Fight and tackle breast cancer

Coffee County resident Donna Toney shares her story to help those affected by breast cancer. Toney serves as Register of Deeds of Coffee County. Pictured, from left, are Mary Shelton, Casey Rhoton, Toney, Annette Oakley and Susie McEacharn.

October is Breast Cancer Awareness Month, with the initiative aiming to increase awareness and raise funds for research, prevention, treatment and cure.

Coffee County resident Donna Toney shares her story to help those affected by breast cancer.

Toney was diagnosed with breast cancer in May, 1989, at the age of 29.

“Being only 29 years old, it was a shock to everyone in my life,” Toney said. “It was the war of my life. This is only the second time I have publicly talked about my battle. I knew immediately that I was going to fight and live. I was a mom to an 8-year-old son. Life was at full throttle.”

She received the diagnosis at a biopsy procedure.

“A week later, I would have a mastectomy,” Toney said. “Everyone around me was taken with shock and had a hard time holding up.”

She immediately started researching and had to agree to a plan of action.

“The plan would be aggressive due to me being young,” she said.

Doctors informed Toney that cancer usually affects younger patients more violently.

“The recommendation was surgery, followed with chemo, then reconstruction,” she said. “The surgery was very hard on me. Four weeks later, I began six months of strong and aggressive chemo. I was on a journey to live. Every day I prayed and meditated for the medicines to do their job. I continued to work full time at a bank.”

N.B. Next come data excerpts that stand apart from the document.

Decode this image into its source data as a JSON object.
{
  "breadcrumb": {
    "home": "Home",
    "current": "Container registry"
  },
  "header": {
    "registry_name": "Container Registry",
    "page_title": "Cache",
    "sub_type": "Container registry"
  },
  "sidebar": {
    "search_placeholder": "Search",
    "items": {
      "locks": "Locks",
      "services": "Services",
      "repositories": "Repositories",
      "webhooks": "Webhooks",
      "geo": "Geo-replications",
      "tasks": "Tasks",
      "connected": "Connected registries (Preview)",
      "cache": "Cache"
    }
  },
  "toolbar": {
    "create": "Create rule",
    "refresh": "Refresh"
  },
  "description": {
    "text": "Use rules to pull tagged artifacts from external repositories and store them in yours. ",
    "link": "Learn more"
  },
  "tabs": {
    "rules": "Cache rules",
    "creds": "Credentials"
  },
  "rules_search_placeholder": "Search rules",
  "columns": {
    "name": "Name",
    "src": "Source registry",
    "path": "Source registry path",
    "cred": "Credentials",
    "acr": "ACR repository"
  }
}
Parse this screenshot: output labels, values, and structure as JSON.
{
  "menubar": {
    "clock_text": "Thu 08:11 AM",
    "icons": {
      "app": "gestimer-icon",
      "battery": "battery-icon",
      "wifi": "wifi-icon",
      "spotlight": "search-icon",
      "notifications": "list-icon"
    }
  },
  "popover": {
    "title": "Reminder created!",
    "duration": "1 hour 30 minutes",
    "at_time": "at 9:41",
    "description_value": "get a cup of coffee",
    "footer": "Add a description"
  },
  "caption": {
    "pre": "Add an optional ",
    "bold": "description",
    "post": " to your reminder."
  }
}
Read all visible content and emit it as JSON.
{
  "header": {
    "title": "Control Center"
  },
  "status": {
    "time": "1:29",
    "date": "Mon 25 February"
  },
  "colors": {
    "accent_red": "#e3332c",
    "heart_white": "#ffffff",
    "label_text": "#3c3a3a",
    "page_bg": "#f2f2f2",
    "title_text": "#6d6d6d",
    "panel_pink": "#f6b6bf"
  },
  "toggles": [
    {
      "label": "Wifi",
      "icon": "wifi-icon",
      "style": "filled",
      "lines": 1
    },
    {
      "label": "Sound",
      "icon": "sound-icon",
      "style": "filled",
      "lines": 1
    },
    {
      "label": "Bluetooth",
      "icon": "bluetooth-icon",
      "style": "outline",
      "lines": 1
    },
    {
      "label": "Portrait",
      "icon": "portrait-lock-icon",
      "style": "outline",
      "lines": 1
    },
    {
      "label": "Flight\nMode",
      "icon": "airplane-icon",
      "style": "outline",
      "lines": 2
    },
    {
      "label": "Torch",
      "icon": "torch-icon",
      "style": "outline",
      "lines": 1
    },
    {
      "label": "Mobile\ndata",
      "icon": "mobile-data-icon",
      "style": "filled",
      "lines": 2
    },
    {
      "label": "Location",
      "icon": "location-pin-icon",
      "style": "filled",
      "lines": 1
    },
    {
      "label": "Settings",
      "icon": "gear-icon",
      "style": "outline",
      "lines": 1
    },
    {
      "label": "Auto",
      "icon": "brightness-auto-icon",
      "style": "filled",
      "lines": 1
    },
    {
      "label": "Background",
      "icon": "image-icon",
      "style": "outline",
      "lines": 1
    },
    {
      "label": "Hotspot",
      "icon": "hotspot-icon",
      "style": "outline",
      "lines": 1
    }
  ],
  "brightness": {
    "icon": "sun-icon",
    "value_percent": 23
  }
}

While at work, she started losing her hair.

“One day, all at once, my hair started to come out,” she said. “Within an hour I was on my way to a wig shop in Nashville. At that time, insurance did not cover a wig. The wig was such a match that most did not even know I had lost my hair.”

This wig was used by at least four other local patients after Toney, she said.

 

‘Bald is beautiful’

“In 1989 breast cancer was kept more quite,” she said. “ I could not have gone to work with my bald head – you just did not do that then. I am so very proud of the women of today.

“Bald is beautiful and it makes a really loud statement: I am surviving. Back in 1989, I was given a choice of taking meds that would result in hair loss or not to take them and take a less strong chemo. I did not care about my hair, I knew it would grow back.”

Chemotherapy was a challenge, she said.

“I went on Friday mornings so I would have that evening, Saturday and Sunday to recover,” Toney said. “The chemo in the 1980s was very strong with many side effects. But it was a blessing because it worked. As they told me then: the chemo is trying to kill the weeds without killing the grass.”

The support of family and friends helped Toney tackle cancer, and she tried not to let the disease disrupt her life.

“I am totally convinced, first of all, that prayers were answered,” she said. “I believe my best medicine was working and keeping a normal routine. While at work being sick or fighting the battle was not the topic. I was working and (many people) did not even know that I was in the battle. The employees and management were very supportive at the bank. They cared. I wanted things to stay normal for my son.”

 

Improving treatments

Research and treatments have advanced immensely.

“Breast cancer treatment has advanced greatly in 30 years,” she said. “From the mammography machines to digital mammography, MRIs like x-ray machines to digital MRIs and 3D mammography, along with advancement with ultrasounds, treatments (and technology have improved).”

Surgeries are less invasive, she said.

“Radiation greatly improved with advancements,” Toney said. “The hereditary and gene testing is unbelievable today. I just retested last year and I was amazed of the advancement since 1998. I had very great news I do not carry a gene for breast cancer or any other 59 types of cancer that they tested me for. There are two different ways breast cancer is fed: by hormones or something independent, most likely environmental.

“I had an independently fed cancer. It was all very puzzling (because) I had a first cousin on my mom’s side that we lost to breast cancer in the later 1990s.”

Because of that relation, doctors thought Toney had the gene. Thankfully, she didn’t and “this was great news for all the women in my family,” she said.

 

Keep fighting

Toney encouraged those battling cancer to keep fighting, and she  offered advice.

“My greatest message to women battling breast cancer today is to think positive,” she said. “Plan an aggressive battle of action, do your research, eat a very healthy diet, keep your life routine normal and stay strong with your faith. I found a lot of peace when reading other women’s stories of their battle. Always know you are not alone. In our county, there were five other women with the same battle at the same time as me.”

In the US, one in eight women will be diagnosed with breast cancer in their lifetime.

“The first couple weeks after being diagnosed, I questioned why God had let this happen to me,” she said. “ I soon realized, it was going to be someone, so why not me? Maybe God felt I would be a good witness to other women that you can survive. Each year I became more and more thankful. I thank God each day for my borrowed time. I am very blessed to have 30 years cancer free.

“The cancer battle coupled with being raised as a child of a military family gave upon me the endurance I have today to survive challenges…If life hands you lemons make some great sweet lemonade and enjoy every sip.”